Cellular physiology relies on the accurate deployment of every gene product to the correct cellular compartment. Fully one third of the proteins encoded in eukaryotic genomes navigate the secretory pathway, entering this system via the endoplasmic reticulum (ER). Research in the Miller lab is broadly aimed at understanding basic mechanisms of secretory protein biogenesis, focusing on protein quality control within the ER. We use the budding yeast, Saccharomyces cerevisiae, as a model system, which affords facile biochemical, genetic, genomic and proteomic tools. By using such a tractable model system, we can rapidly discover new pathways and dissect mechanisms that may be directly relevant to a number of human diseases, most notably cystic fibrosis and similar diseases of protein misfolding.

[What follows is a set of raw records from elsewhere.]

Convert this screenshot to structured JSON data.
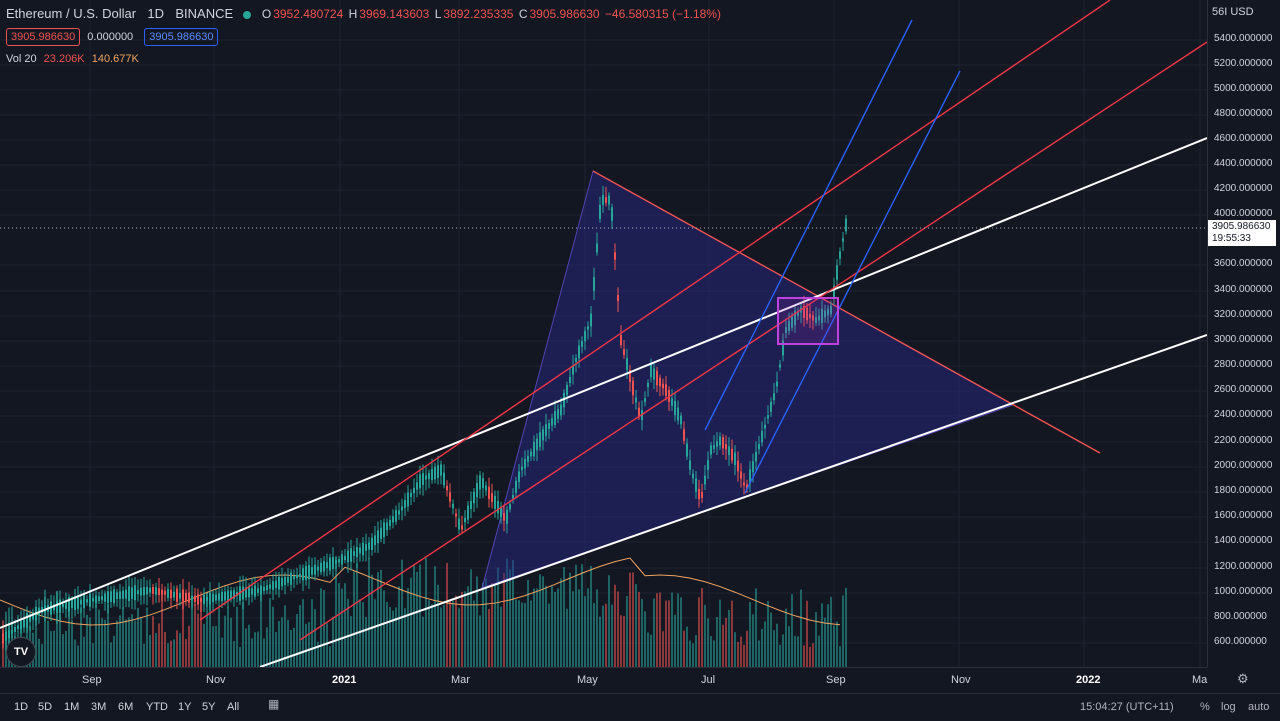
{
  "legend": {
    "symbol": "Ethereum / U.S. Dollar",
    "interval": "1D",
    "exchange": "BINANCE",
    "open_label": "O",
    "open": "3952.480724",
    "high_label": "H",
    "high": "3969.143603",
    "low_label": "L",
    "low": "3892.235335",
    "close_label": "C",
    "close": "3905.986630",
    "change": "−46.580315 (−1.18%)",
    "box_red": "3905.986630",
    "zero": "0.000000",
    "box_blue": "3905.986630",
    "vol_label": "Vol 20",
    "vol_a": "23.206K",
    "vol_b": "140.677K"
  },
  "price_axis": {
    "currency": "56I USD",
    "ticks": [
      "5400.000000",
      "5200.000000",
      "5000.000000",
      "4800.000000",
      "4600.000000",
      "4400.000000",
      "4200.000000",
      "4000.000000",
      "3600.000000",
      "3400.000000",
      "3200.000000",
      "3000.000000",
      "2800.000000",
      "2600.000000",
      "2400.000000",
      "2200.000000",
      "2000.000000",
      "1800.000000",
      "1600.000000",
      "1400.000000",
      "1200.000000",
      "1000.000000",
      "800.000000",
      "600.000000"
    ],
    "last_price": "3905.986630",
    "countdown": "19:55:33"
  },
  "time_axis": {
    "ticks": [
      "Sep",
      "Nov",
      "2021",
      "Mar",
      "May",
      "Jul",
      "Sep",
      "Nov",
      "2022",
      "Ma"
    ]
  },
  "bottom_bar": {
    "timeframes": [
      "1D",
      "5D",
      "1M",
      "3M",
      "6M",
      "YTD",
      "1Y",
      "5Y",
      "All"
    ],
    "clock": "15:04:27 (UTC+11)",
    "percent": "%",
    "log": "log",
    "auto": "auto"
  },
  "icons": {
    "logo": "tradingview-logo-icon",
    "settings": "gear-icon",
    "date_range": "calendar-icon"
  },
  "colors": {
    "bull": "#26a69a",
    "bear": "#ef5350",
    "white_line": "#ffffff",
    "red_line": "#f23645",
    "blue_line": "#2962ff",
    "purple_box": "#9c27b0",
    "triangle_fill": "#1e1e6e"
  }
}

The molecular basis for vesicle formation from the ER is relatively well understood and relies on cytoplasmic coat proteins known as the COPII coat. Yet, despite a relatively deep understanding of the mechanisms that drive COPII vesicle formation and cargo capture, we know very little about how this process is regulated to prevent improper traffic of misfolded proteins. We study this problem from two angles: a “cargo-centric” approach examining the folding and trafficking of an individual protein, and a systems-level approach to characterize quality control more broadly. We use high throughput yeast genetics to identify new components that act in various aspects of protein quality control, and biochemical approaches to dissect mechanism. One long-term goal is to understand how vesicle abundance and architecture can adapt to changing physiological needs with respect to cargo load.